Three Tangent Circles

Solution 1: The area of the largest circle is $100 \pi$ , so the combined areas of the two smaller circles is $68$ % of $100 \pi$ , which is $68 \pi$ . Let the radii of the two smaller circles be denoted by $r$ and $R$ . Then we have $\pi r^2 + \pi R^2 = 68 \pi$ . Since all three circles are tangent to one another and the two smaller circles are inside the largest circle, we get $2r + 2R = 2 \cdot 10 = 20$ , or that $r + R = 10$ .

Squaring this equation, we get $r^2 + 2rR + R^2 = 100$ . Hence $2rR = 100 - 68 = 32$ , or $rR = 16$ .

Solution 2: Start as in the first paragraph of the previous solution.

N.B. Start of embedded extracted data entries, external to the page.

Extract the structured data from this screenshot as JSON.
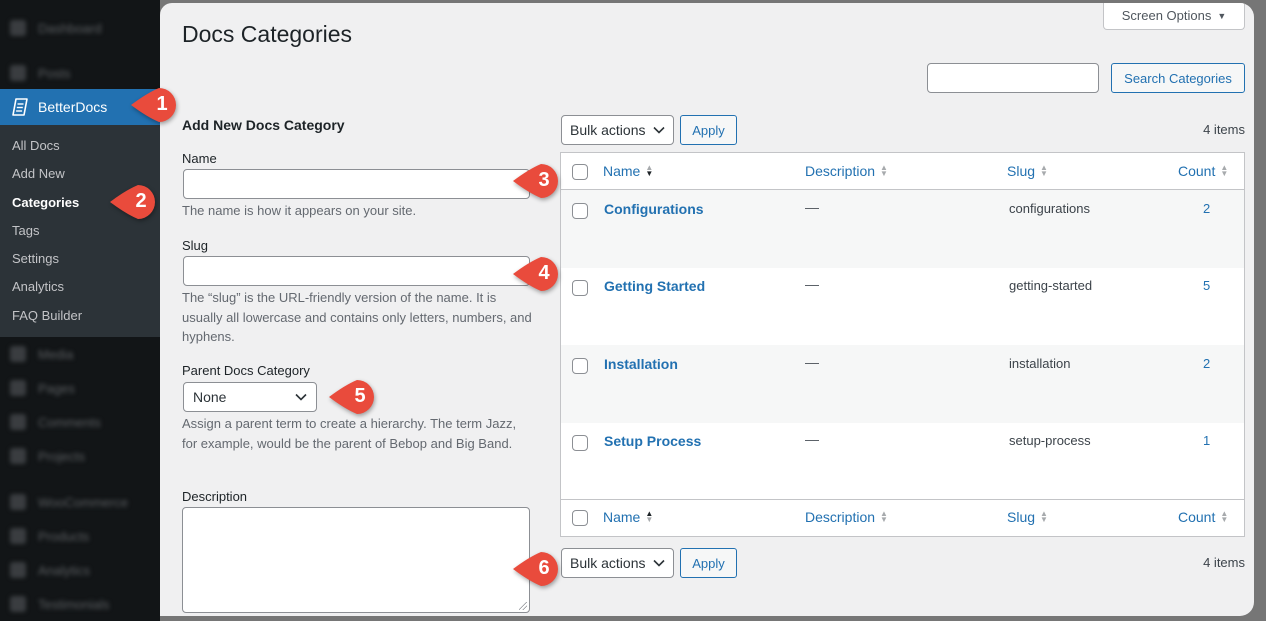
{
  "sidebar": {
    "blurred_top": [
      "Dashboard",
      "Posts"
    ],
    "active": "BetterDocs",
    "submenu": [
      {
        "label": "All Docs",
        "current": false
      },
      {
        "label": "Add New",
        "current": false
      },
      {
        "label": "Categories",
        "current": true
      },
      {
        "label": "Tags",
        "current": false
      },
      {
        "label": "Settings",
        "current": false
      },
      {
        "label": "Analytics",
        "current": false
      },
      {
        "label": "FAQ Builder",
        "current": false
      }
    ],
    "blurred_bottom": [
      "Media",
      "Pages",
      "Comments",
      "Projects",
      "WooCommerce",
      "Products",
      "Analytics",
      "Testimonials"
    ]
  },
  "header": {
    "title": "Docs Categories",
    "screen_options": "Screen Options",
    "search_value": "",
    "search_button": "Search Categories"
  },
  "form": {
    "title": "Add New Docs Category",
    "name_label": "Name",
    "name_value": "",
    "name_help": "The name is how it appears on your site.",
    "slug_label": "Slug",
    "slug_value": "",
    "slug_help": "The “slug” is the URL-friendly version of the name. It is usually all lowercase and contains only letters, numbers, and hyphens.",
    "parent_label": "Parent Docs Category",
    "parent_value": "None",
    "parent_help": "Assign a parent term to create a hierarchy. The term Jazz, for example, would be the parent of Bebop and Big Band.",
    "description_label": "Description",
    "description_value": ""
  },
  "table": {
    "bulk_actions": "Bulk actions",
    "apply": "Apply",
    "items_count": "4 items",
    "columns": [
      "Name",
      "Description",
      "Slug",
      "Count"
    ],
    "rows": [
      {
        "name": "Configurations",
        "description": "—",
        "slug": "configurations",
        "count": "2"
      },
      {
        "name": "Getting Started",
        "description": "—",
        "slug": "getting-started",
        "count": "5"
      },
      {
        "name": "Installation",
        "description": "—",
        "slug": "installation",
        "count": "2"
      },
      {
        "name": "Setup Process",
        "description": "—",
        "slug": "setup-process",
        "count": "1"
      }
    ]
  },
  "callouts": [
    "1",
    "2",
    "3",
    "4",
    "5",
    "6"
  ],
  "colors": {
    "accent": "#2271b1",
    "callout": "#e94b3c",
    "sidebar_bg": "#121517",
    "submenu_bg": "#2c3338"
  }
}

Substituting $10 - r$ for $R$ gives us $\pi r^2 + \pi (10 - r)^2 = 68 \pi$ . Simplifying this equation gives us $2r^2 - 20r + 100 = 68$ , which further simplifies to $r^2 - 10r + 16 = 0$ . Factoring this equation gives us $(r-8)(r-2) = 0$ , so the radii of the two smaller circles must be $8$ and $2$ , and the product must be 16.